Según datos oficiales del Indec, las industrias cárnicas consumeras comenzaron nuevamente a registrar dificultades crecientes para trasladar aumentos de costos a los argentinos, lo que compromete su capacidad de compra de hacienda liviana destinada al mercado interno.

En el último año, según los últimos datos publicados por el Indec, la “canasta cárnica” –integrada por el asado, carne picada, paleta, cuadril y nalga– mostró una inflación interanual del 51.5% versus un 58.9 % el promedio de alimentos y bebidas no alcohólicas en comercios y supermercados de la ciudad de Buenos Aires.

Una situación similar se había registrado durante 2018 y el primer trimestre de 2019, para luego comenzar a revertirse recién a partir del segundo trimestre de este año. Aunque esa recuperación tuvo corta vida.

La canasta de productos farináceos básicos en la ciudad de Buenos Aires experimentó un aumento promedio interanual de precios de 58.1%, el cual estuvo liderado por las galletitas dulces con un ajuste del 69.3% y por los fideos secos guiseros (+67.9%), a pesar de que este último producto no está gravado por el IVA desde mediados de agosto pasado.

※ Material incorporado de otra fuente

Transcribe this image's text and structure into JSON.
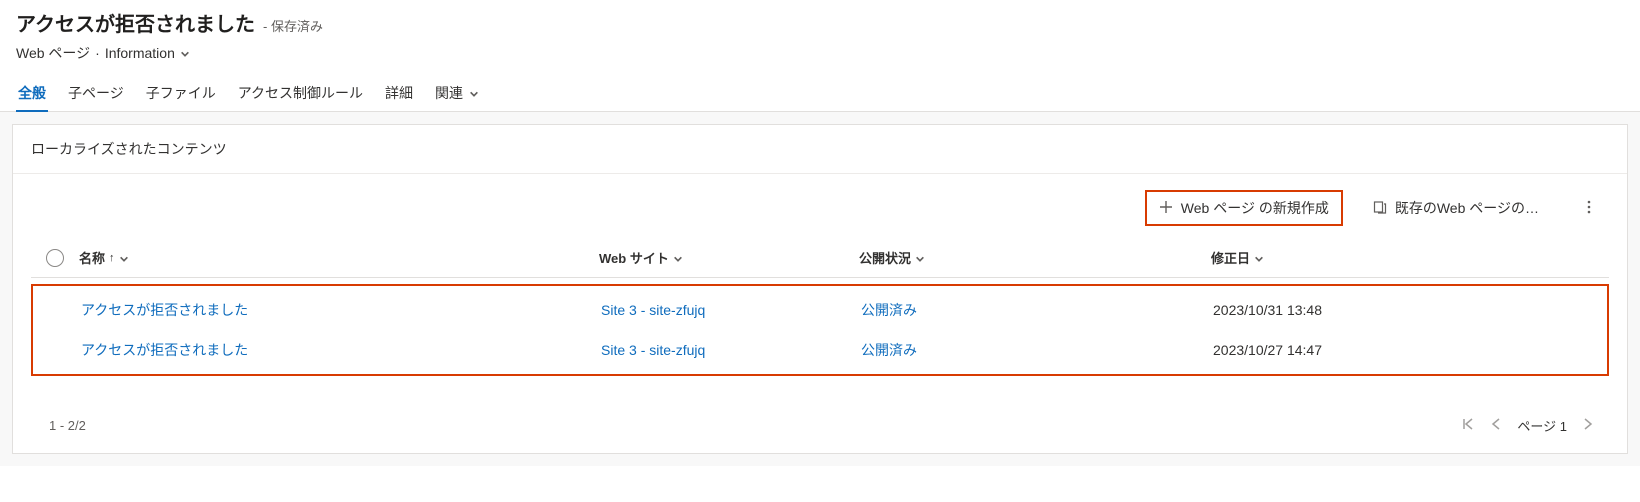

Sin embargo, el pan de mesa industrial registró un ajuste interanual de apenas el 50.5%, lo que indica que en ese producto la posibilidad de trasladar aumentos de costos está restringida por una caída sustancial de la demanda.

Mientras que los huevos –con alícuota cero de IVA desde agosto pasado– registraron un ajuste interanual del 48.3%, el pollo entero experimentó un alza del 62.6% en el período. La producción avícola es una de las más afectadas por la devaluación del peso, dado que su principal costo de producción –maíz– se encuentra dolarizado.

El segmento lácteo sigue liderando la inflación alimentaria con un ajuste interanual del 93.7%, el cual estuvo liderado por el yogur firme (+102%) a pesar de que el producto está temporariamente exento de IVA. En este rubro el significativo ajuste de precios de la leche pagada al tambero –producto de la escasez del producto registrada en los últimos meses– se trasladó de manera directa a la góndola.